FIGURES released by the National Population Commission NpopC by projection, on Monday has shown that since the last population count in 2006, the number of teenage girls in 2016 has increased by over 3.8million.
It explained that out of an approximated 20.5 million total population of Nigeria’s teenagers in 2006 census data, the population of teenage girls constituted over 10 million of the total sum, which has since increased by over 3.8 million (3,785,790).
While addressing newsmen in Abuja on Monday at a world conference to mark the 2016 World Population Day, themed: Investing in Teenage Girls, Day, the commission’s chairman, Chief Eze Duruiheoma, projected that the population of this category of girls has increased to13.8million in 2016.
The chairman expressed worry over the figure and challenges facing the girl-child, especially the teenage girl saying;”the future of the teenage girl in Nigeria is imperilled and her potential may never be realised.”
“The conditions in which majority of the teenage girls live and the challenges they have to surmount on daily basis cut a pathetic picture,” he added.
Duruiheoma noted that with the increasing spate of insecurity and organised crimes in Nigeria, the teenage girls have been more at the receiving end of physical violence and abuse.
To this end, he urged lawmakers to ensure the vigorous implementation of the Child Rights Act (CRA).
This is even as he stressed the need to invest in the teenage girls through appropriate policies and legislations that will guarantee their standard of living.

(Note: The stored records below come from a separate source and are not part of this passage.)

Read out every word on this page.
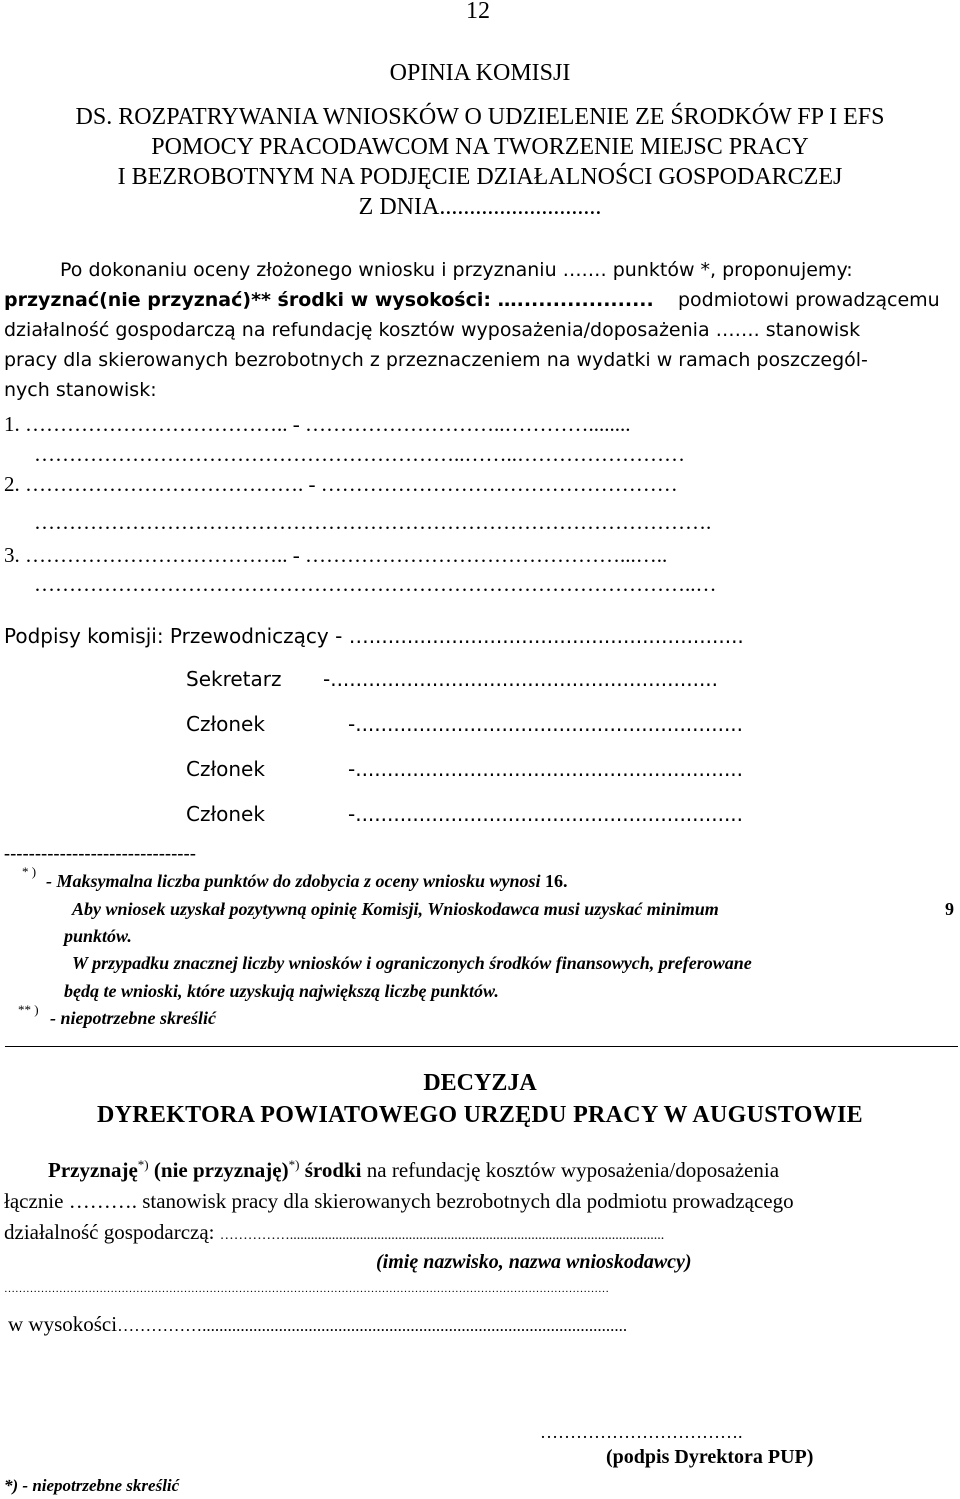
12
OPINIA KOMISJI
DS. ROZPATRYWANIA WNIOSKÓW O UDZIELENIE ZE ŚRODKÓW FP I EFS
POMOCY PRACODAWCOM NA TWORZENIE MIEJSC PRACY
I BEZROBOTNYM NA PODJĘCIE DZIAŁALNOŚCI GOSPODARCZEJ
Z DNIA...........................
Po dokonaniu oceny złożonego wniosku i przyznaniu ….… punktów *, proponujemy:
przyznać(nie przyznać)** środki w wysokości: …................... podmiotowi prowadzącemu
działalność gospodarczą na refundację kosztów wyposażenia/doposażenia ……. stanowisk
pracy dla skierowanych bezrobotnych z przeznaczeniem na wydatki w ramach poszczegól-
nych stanowisk:
1. ……………………………….. - ………………………..…………........
……………………………………………………..……..……………………
2. …………………………………. - ……………………………………………
…………………………………………………………………………………….
3. ……………………………….. - ………………………………………...…..
…………………………………………………………………………………..…
Podpisy komisji: Przewodniczący - …...........................................................
Sekretarz -.............................................................
Członek	-.............................................................
Członek	-.............................................................
Członek	-.............................................................
-------------------------------
* ) - Maksymalna liczba punktów do zdobycia z oceny wniosku wynosi 16.
Aby wniosek uzyskał pozytywną opinię Komisji, Wnioskodawca musi uzyskać minimum	9
punktów.
W przypadku znacznej liczby wniosków i ograniczonych środków finansowych, preferowane
będą te wnioski, które uzyskują największą liczbę punktów.
** ) - niepotrzebne skreślić
DECYZJA
DYREKTORA POWIATOWEGO URZĘDU PRACY W AUGUSTOWIE
Przyznaję*) (nie przyznaję)*) środki na refundację kosztów wyposażenia/doposażenia
łącznie ………. stanowisk pracy dla skierowanych bezrobotnych dla podmiotu prowadzącego
działalność gospodarczą: ……………...........................................................................................................
(imię nazwisko, nazwa wnioskodawcy)
…………………………………………………………………………………………………………………………………………………
w wysokości……………....................................................................................................
…………………………….
(podpis Dyrektora PUP)
*) - niepotrzebne skreślić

His words:”the promulgation of the Child Rights Act is a worthy step in the right direction of protecting the Nigerian children including teenage girls from deep-seated practices that stifle their growth into responsible adults.
“Effective implementation of the CRA is critical to empowering the Nigerian child and should not be allowed to gather dust on the shelf like other similar provisions.”
He further appealed to States who were yet to domesticate the CRA to do so, in the interest of the Nigerian children.
Earlier, Child Rights Activists, Mariam Ahmed, who represented the Nigerian teenage girls, expressed sadness over how Nigerian underage girls are subjected to bearing the burden of the spate of insecurity and discrimination in the country and the world at large.
She, however, observed that with the launch of the Sustainable Development Goals ( SDGs), most challenges bothering on the development of the girl-child would be addressed at the end of the goals in 2030.
“We girls are the key to solving most of the problems in the country, despite the roles we play, we bear the burden of insecurity and we represent the face of indiscrimination. In January, 2016, the Sustainable Development Goals (SDGs) was launched, this is very significant to us because we set the stage to empowering us to reach our goals.
“The SDG will end in 2030 where I will be 30 years old and it will be the responsibility of every young people like me to account for the delivery of its service. As for us, the beginning of the SDG will be a time where the whole world would wake up to our potentials, a period where being a girl will no longer scare you but inspire you, when being a girl will be our sanctuary and not our failure.
“I stand here, reminding you of a voice loud and clear that we are not anonymous, we are not insignificant and our voice is not unworthy,” she reiterated.